If something ain't broke, don't fix it. Which is why Ewan and Charley are sticking with BMW for Long Way Down. For their African odyssey, Ewan and Charley are using the R1200GS Adventure. It's the latest model in a dynasty that began in 1980 with the GS800, the bike credited with starting the adventure motorcycle genre. The boxer engine configuration - with two horizontally opposed cylinders - has been around much longer, since the 1920s.
On Long Way Down, as on the Long Way Round, there will be three bikes in all. Cameraman Claudio von Planta pilots the third GS, always riding with Ewan and Charley, unlike the support crew, which can sometimes be several days behind.
Of course, the bikes haven't been left as standard. Many happy hours have been spent browsing through catalogues, picking the trickiest gear so the bikes could be painstakingly made totally Africa-proof. Some bits make the machines more comfortable for the long-distance haul and suitable to the terrain. Others enhance driver and crash protection. Then there's the essential gadgetry for communication and filming.
For improved touring capability, there are rugged metal panniers, a tank-mounted bag with map pocket, extended luggage rack (to carry tent, sleeping bag, and so on), taller windscreen, specially adapted shock absorbers and headlights, and a canvas-covered seat to reduce sweating. The kit inside the panniers includes clothes and cooking equipment, such as a stove that runs off petrol or diesel, pots and pans, tea, coffee, multivitamins and boil-in-the-bag meals - 'like Army rations, only nicer,' says Charley.
Charley continues, 'We have to be self-sufficient. On the Long Way Round we met up with the crew every five or six days. This time we may stay a bit closer.'
Ewan and Charley will use different tyres in Europe and the rest of the trip. Last time they used ‘knobblies’ throughout. 'The knobblies were incredibly grippy on tarmac, but they're very soft, so wear out pretty quick. Plus, you get a lot of vibration,' Charley explains. 'This time we'll use a road tyre in Europe - then go to knobblies when we hit Africa.' Amazingly, the three riders suffered just one puncture between them on the Long Way Round, when Charley let down his tyres too much for better off-road grip.

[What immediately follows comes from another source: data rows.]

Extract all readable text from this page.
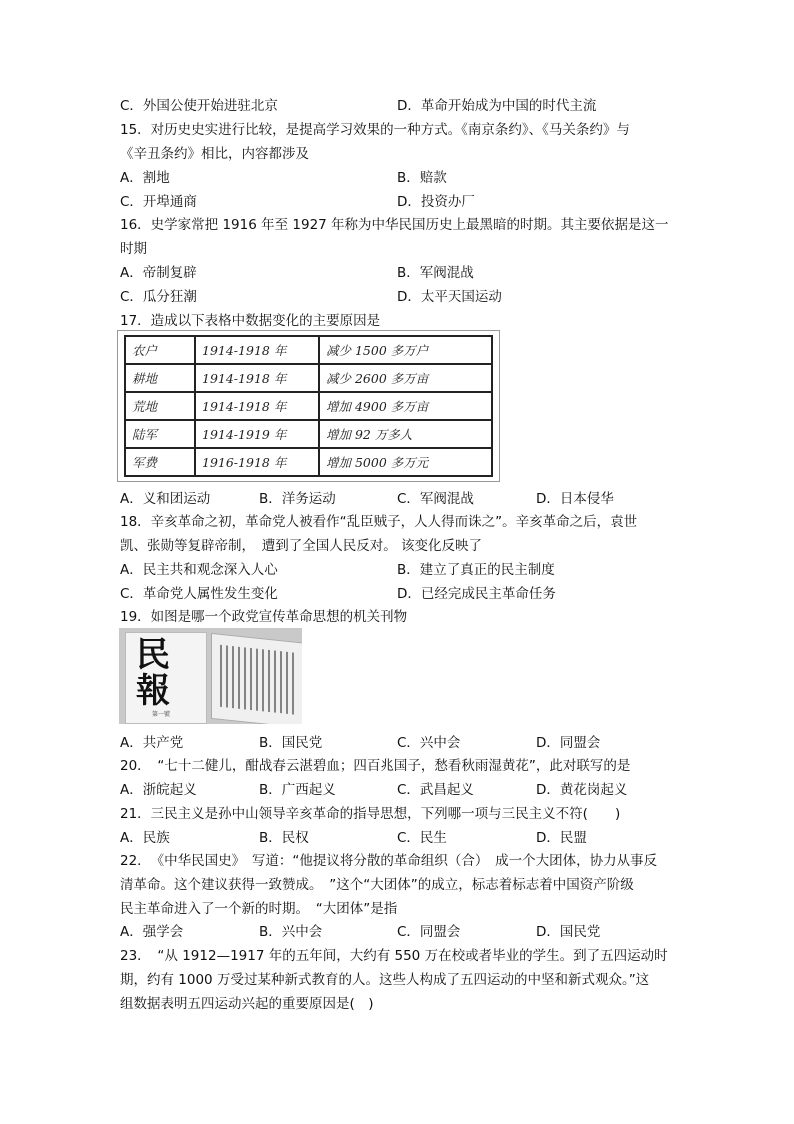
C．外国公使开始进驻北京	D．革命开始成为中国的时代主流
15．对历史史实进行比较，是提高学习效果的一种方式。《南京条约》、《马关条约》与
《辛丑条约》相比，内容都涉及
A．割地	B．赔款
C．开埠通商	D．投资办厂
16．史学家常把 1916 年至 1927 年称为中华民国历史上最黑暗的时期。其主要依据是这一
时期
A．帝制复辟	B．军阀混战
C．瓜分狂潮	D．太平天国运动
17．造成以下表格中数据变化的主要原因是
A．义和团运动	B．洋务运动	C．军阀混战	D．日本侵华
18．辛亥革命之初，革命党人被看作“乱臣贼子，人人得而诛之”。辛亥革命之后，袁世
凯、张勋等复辟帝制，　遭到了全国人民反对。 该变化反映了
A．民主共和观念深入人心	B．建立了真正的民主制度
C．革命党人属性发生变化	D．已经完成民主革命任务
19．如图是哪一个政党宣传革命思想的机关刊物
A．共产党	B．国民党	C．兴中会	D．同盟会
20．　“七十二健儿，酣战春云湛碧血；四百兆国子，愁看秋雨湿黄花”，此对联写的是
A．浙皖起义	B．广西起义	C．武昌起义	D．黄花岗起义
21．三民主义是孙中山领导辛亥革命的指导思想，下列哪一项与三民主义不符(　　)
A．民族	B．民权	C．民生	D．民盟
22．　《中华民国史》　写道：“他提议将分散的革命组织（合）　成一个大团体，协力从事反
清革命。这个建议获得一致赞成。　”这个“大团体”的成立，标志着标志着中国资产阶级
民主革命进入了一个新的时期。　“大团体”是指
A．强学会	B．兴中会	C．同盟会	D．国民党
23．　“从 1912—1917 年的五年间，大约有 550 万在校或者毕业的学生。到了五四运动时
期，约有 1000 万受过某种新式教育的人。这些人构成了五四运动的中坚和新式观众。”这
组数据表明五四运动兴起的重要原因是(　)
农户	1914-1918 年	减少 1500 多万户
耕地	1914-1918 年	减少 2600 多万亩
荒地	1914-1918 年	增加 4900 多万亩
陆军	1914-1919 年	增加 92 万多人
军费	1916-1918 年	增加 5000 多万元
民
報
第一號
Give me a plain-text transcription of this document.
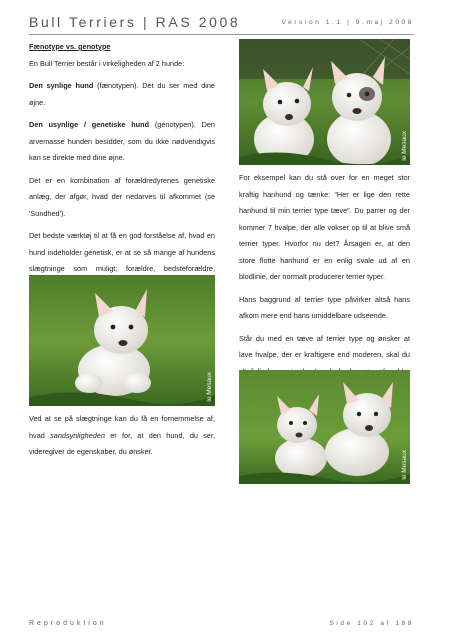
Bull Terriers | RAS 2008	Version 1.1 | 9.maj 2008
Fænotype vs. genotype

En Bull Terrier består i virkeligheden af 2 hunde:

Den synlige hund (fænotypen). Det du ser med dine øjne.

Den usynlige / genetiske hund (genotypen). Den arvemasse hunden besidder, som du ikke nødvendigvis kan se direkte med dine øjne.

Det er en kombination af forældredyrenes genetiske anlæg, der afgør, hvad der nedarves til afkommet (se 'Sundhed').

Det bedste værktøj til at få en god forståelse af, hvad en hund indeholder genetisk, er at se så mange af hundens slægtninge som muligt; forældre, bedsteforældre,

le Mesaux

For eksempel kan du stå over for en meget stor kraftig hanhund og tænke: “Her er lige den rette hanhund til min terrier type tæve”. Du parrer og der kommer 7 hvalpe, der alle vokser op til at blive små terrier typer. Hvorfor nu det? Årsagen er, at den store flotte hanhund er en enlig svale ud af en blodlinie, der normalt producerer terrier typer.

Hans baggrund af terrier type påvirker altså hans afkom mere end hans umiddelbare udseende.

Står du med en tæve af terrier type og ønsker at lave hvalpe, der er kraftigere end moderen, skal du

le Mesaux

Ved at se på slægtninge kan du få en fornemmelse af, hvad sandsynligheden er for, at den hund, du ser, videregiver de egenskaber, du ønsker.	le Mesaux
Reproduktion	Side 102 af 188
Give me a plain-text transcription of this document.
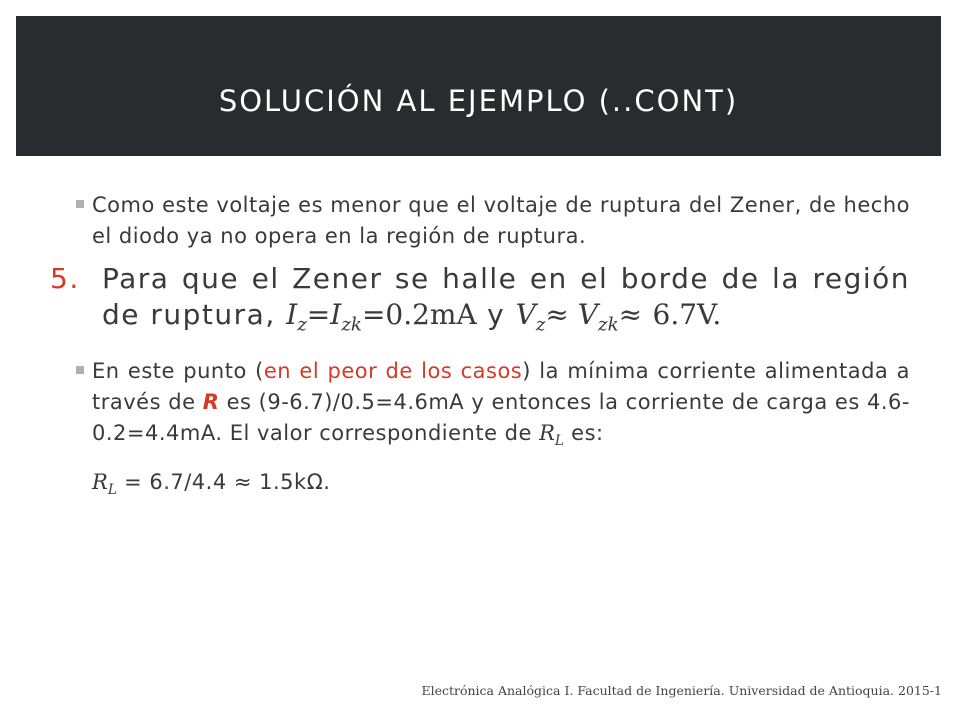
SOLUCIÓN AL EJEMPLO (..CONT)
Como este voltaje es menor que el voltaje de ruptura del Zener, de hecho el diodo ya no opera en la región de ruptura.
5. Para que el Zener se halle en el borde de la región de ruptura, $I_z=I_{zk}=0.2mA$ y $V_z\approx V_{zk}\approx 6.7V$.
En este punto (en el peor de los casos) la mínima corriente alimentada a través de R es (9-6.7)/0.5=4.6mA y entonces la corriente de carga es 4.6-0.2=4.4mA. El valor correspondiente de $R_L$ es:
$R_L = 6.7/4.4 \approx 1.5k\Omega$.
Electrónica Analógica I. Facultad de Ingeniería. Universidad de Antioquia. 2015-1
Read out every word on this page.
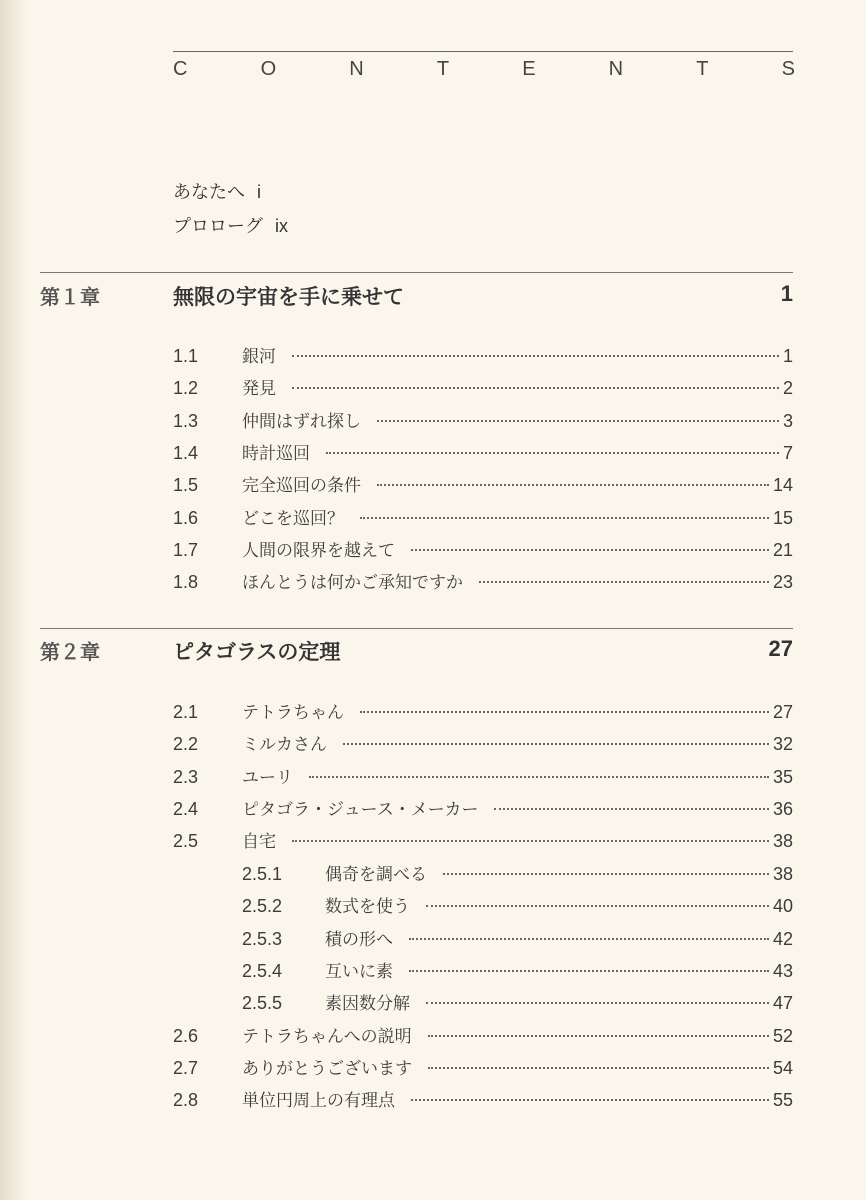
C	O	N	T	E	N	T	S
あなたへ i
プロローグ ix
第１章	無限の宇宙を手に乗せて	1
1.1	銀河	1
1.2	発見	2
1.3	仲間はずれ探し	3
1.4	時計巡回	7
1.5	完全巡回の条件	14
1.6	どこを巡回？	15
1.7	人間の限界を越えて	21
1.8	ほんとうは何かご承知ですか	23
第２章	ピタゴラスの定理	27
2.1	テトラちゃん	27
2.2	ミルカさん	32
2.3	ユーリ	35
2.4	ピタゴラ・ジュース・メーカー	36
2.5	自宅	38
2.5.1	偶奇を調べる	38
2.5.2	数式を使う	40
2.5.3	積の形へ	42
2.5.4	互いに素	43
2.5.5	素因数分解	47
2.6	テトラちゃんへの説明	52
2.7	ありがとうございます	54
2.8	単位円周上の有理点	55
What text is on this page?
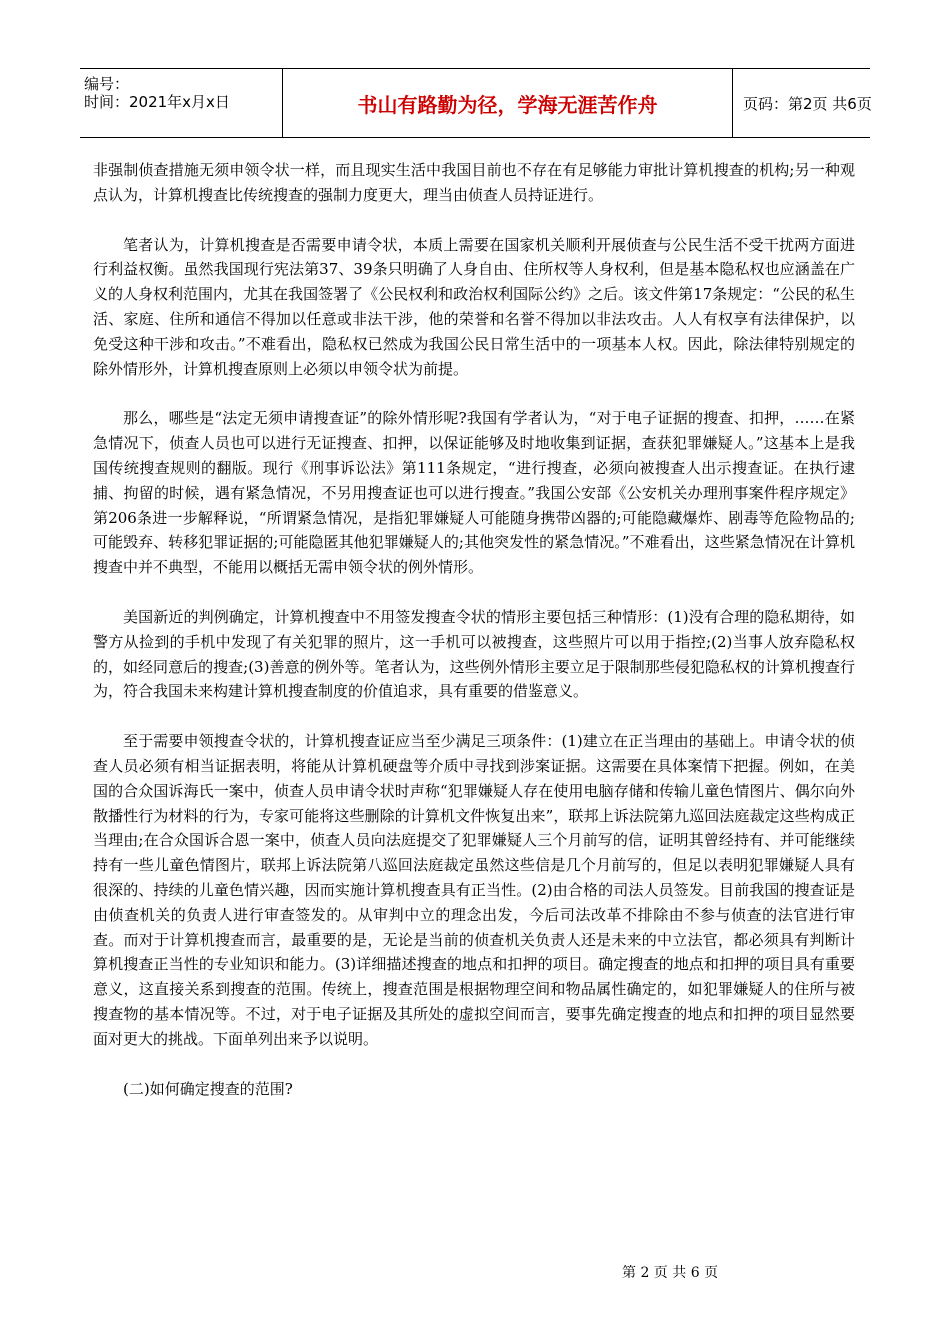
编号：
时间：2021年x月x日	书山有路勤为径，学海无涯苦作舟	页码：第2页 共6页

非强制侦查措施无须申领令状一样，而且现实生活中我国目前也不存在有足够能力审批计算机搜查的机构;另一种观点认为，计算机搜查比传统搜查的强制力度更大，理当由侦查人员持证进行。

笔者认为，计算机搜查是否需要申请令状，本质上需要在国家机关顺利开展侦查与公民生活不受干扰两方面进行利益权衡。虽然我国现行宪法第37、39条只明确了人身自由、住所权等人身权利，但是基本隐私权也应涵盖在广义的人身权利范围内，尤其在我国签署了《公民权利和政治权利国际公约》之后。该文件第17条规定：“公民的私生活、家庭、住所和通信不得加以任意或非法干涉，他的荣誉和名誉不得加以非法攻击。人人有权享有法律保护，以免受这种干涉和攻击。”不难看出，隐私权已然成为我国公民日常生活中的一项基本人权。因此，除法律特别规定的除外情形外，计算机搜查原则上必须以申领令状为前提。

那么，哪些是“法定无须申请搜查证”的除外情形呢?我国有学者认为，“对于电子证据的搜查、扣押，……在紧急情况下，侦查人员也可以进行无证搜查、扣押，以保证能够及时地收集到证据，查获犯罪嫌疑人。”这基本上是我国传统搜查规则的翻版。现行《刑事诉讼法》第111条规定，“进行搜查，必须向被搜查人出示搜查证。在执行逮捕、拘留的时候，遇有紧急情况，不另用搜查证也可以进行搜查。”我国公安部《公安机关办理刑事案件程序规定》第206条进一步解释说，“所谓紧急情况，是指犯罪嫌疑人可能随身携带凶器的;可能隐藏爆炸、剧毒等危险物品的;可能毁弃、转移犯罪证据的;可能隐匿其他犯罪嫌疑人的;其他突发性的紧急情况。”不难看出，这些紧急情况在计算机搜查中并不典型，不能用以概括无需申领令状的例外情形。

美国新近的判例确定，计算机搜查中不用签发搜查令状的情形主要包括三种情形：(1)没有合理的隐私期待，如警方从捡到的手机中发现了有关犯罪的照片，这一手机可以被搜查，这些照片可以用于指控;(2)当事人放弃隐私权的，如经同意后的搜查;(3)善意的例外等。笔者认为，这些例外情形主要立足于限制那些侵犯隐私权的计算机搜查行为，符合我国未来构建计算机搜查制度的价值追求，具有重要的借鉴意义。

至于需要申领搜查令状的，计算机搜查证应当至少满足三项条件：(1)建立在正当理由的基础上。申请令状的侦查人员必须有相当证据表明，将能从计算机硬盘等介质中寻找到涉案证据。这需要在具体案情下把握。例如，在美国的合众国诉海氏一案中，侦查人员申请令状时声称“犯罪嫌疑人存在使用电脑存储和传输儿童色情图片、偶尔向外散播性行为材料的行为，专家可能将这些删除的计算机文件恢复出来”，联邦上诉法院第九巡回法庭裁定这些构成正当理由;在合众国诉合恩一案中，侦查人员向法庭提交了犯罪嫌疑人三个月前写的信，证明其曾经持有、并可能继续持有一些儿童色情图片，联邦上诉法院第八巡回法庭裁定虽然这些信是几个月前写的，但足以表明犯罪嫌疑人具有很深的、持续的儿童色情兴趣，因而实施计算机搜查具有正当性。(2)由合格的司法人员签发。目前我国的搜查证是由侦查机关的负责人进行审查签发的。从审判中立的理念出发，今后司法改革不排除由不参与侦查的法官进行审查。而对于计算机搜查而言，最重要的是，无论是当前的侦查机关负责人还是未来的中立法官，都必须具有判断计算机搜查正当性的专业知识和能力。(3)详细描述搜查的地点和扣押的项目。确定搜查的地点和扣押的项目具有重要意义，这直接关系到搜查的范围。传统上，搜查范围是根据物理空间和物品属性确定的，如犯罪嫌疑人的住所与被搜查物的基本情况等。不过，对于电子证据及其所处的虚拟空间而言，要事先确定搜查的地点和扣押的项目显然要面对更大的挑战。下面单列出来予以说明。

(二)如何确定搜查的范围?

第 2 页 共 6 页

For improved protection, there are tougher rocker-cover guards, a bigger, stronger engine bash plate, brake reservoir protectors, and folding rear-brake levers.
The bikes also feature GPS (the Long Way Down crew carries different cartridges for the different regions to be travelled through) and two rider-operated cameras - one helmet-mounted, while the other can be fitted by sucker pad to any part of the motorcycle. Walkie-talkie equipment is hidden away in the panniers, 'because we don't want to look too military', adds Charley.
And what of the Long Way Round bikes - what happened to them? Ewan's GS was auctioned at a UNICEF charity event for no less than £85,000. Charley's went back to BMW to be used as a (very muddy) promotional tool.